Duco was a trade name assigned to a product line of automotive lacquer developed by the DuPont Company in the 1920s. Under the Duco brand, DuPont introduced the first quick drying multi-color line of nitrocellulose lacquers made especially for the automotive industry. It was also used in paintings by American artist Jackson Pollock.Duco is still used as an Australian colloquialism for automotive paint.

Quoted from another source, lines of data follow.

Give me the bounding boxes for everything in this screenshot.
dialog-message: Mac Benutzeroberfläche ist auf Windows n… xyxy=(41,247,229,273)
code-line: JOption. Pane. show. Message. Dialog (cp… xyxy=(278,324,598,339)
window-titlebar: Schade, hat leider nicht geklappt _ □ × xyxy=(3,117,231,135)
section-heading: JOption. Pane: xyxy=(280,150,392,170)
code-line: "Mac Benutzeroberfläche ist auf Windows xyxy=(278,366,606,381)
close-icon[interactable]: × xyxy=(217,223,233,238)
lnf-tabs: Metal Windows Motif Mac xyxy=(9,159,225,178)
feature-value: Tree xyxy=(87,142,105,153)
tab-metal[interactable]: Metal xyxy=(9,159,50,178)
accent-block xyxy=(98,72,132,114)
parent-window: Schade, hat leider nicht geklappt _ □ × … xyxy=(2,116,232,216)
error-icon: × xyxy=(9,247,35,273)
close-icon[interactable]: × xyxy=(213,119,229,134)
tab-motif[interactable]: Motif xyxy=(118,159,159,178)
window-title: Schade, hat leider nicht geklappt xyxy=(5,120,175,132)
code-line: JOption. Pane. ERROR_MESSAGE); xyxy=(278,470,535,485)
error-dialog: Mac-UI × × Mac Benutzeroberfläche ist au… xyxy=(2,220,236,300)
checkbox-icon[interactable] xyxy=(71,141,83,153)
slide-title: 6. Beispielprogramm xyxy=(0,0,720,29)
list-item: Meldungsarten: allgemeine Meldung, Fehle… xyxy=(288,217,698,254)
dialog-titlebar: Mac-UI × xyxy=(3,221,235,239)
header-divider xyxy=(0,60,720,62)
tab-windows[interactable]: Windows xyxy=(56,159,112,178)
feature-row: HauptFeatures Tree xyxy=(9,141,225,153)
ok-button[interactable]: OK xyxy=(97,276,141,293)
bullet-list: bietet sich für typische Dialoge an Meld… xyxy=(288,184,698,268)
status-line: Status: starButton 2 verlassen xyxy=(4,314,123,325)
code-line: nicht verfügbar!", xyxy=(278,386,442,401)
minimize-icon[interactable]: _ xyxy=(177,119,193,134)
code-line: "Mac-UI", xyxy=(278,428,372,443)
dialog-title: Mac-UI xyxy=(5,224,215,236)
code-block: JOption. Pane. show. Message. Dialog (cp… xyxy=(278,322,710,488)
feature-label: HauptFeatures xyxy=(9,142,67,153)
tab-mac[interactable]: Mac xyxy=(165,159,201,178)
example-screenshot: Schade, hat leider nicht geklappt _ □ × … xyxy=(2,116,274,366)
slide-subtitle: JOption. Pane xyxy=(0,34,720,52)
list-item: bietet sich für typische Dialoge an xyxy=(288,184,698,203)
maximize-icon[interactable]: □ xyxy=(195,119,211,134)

A lamington is an Australian cake made from squares of butter cake or sponge cake coated in an outer layer of chocolate sauce and rolled in desiccated coconut. The thin mixture is absorbed into the outside of the sponge cake and left to set, giving the cake a distinctive texture. A common variation has a layer of cream or strawberry jam between two lamington halves.

rego (Automotive Engineering) slang in Australia for the registration of a motor vehicle

koori = a native Australian

gubba = an offensive name for a white Australian

ambos = Can refer to either the ambulance (vehicle), or one of the staff of the “ambo”; i.e. the ambulance driver

B-double = a lorry or semi-trailor with two trailor

globe = light bulb


message 74: by Don (new)

Don Dunham I've got a couple

Poltroon- what George Washington called Benedict Arnold when he did his dirty deed.

Booga-Wooga: non-offensive Jamaican term for Female equipment.

Bougie: I've had this one explained a few different ways but the consensus is: pretentious, taking on airs.


message 75: by Don (new)

Don Dunham Rinrin, I thought that was Hakuna Matata!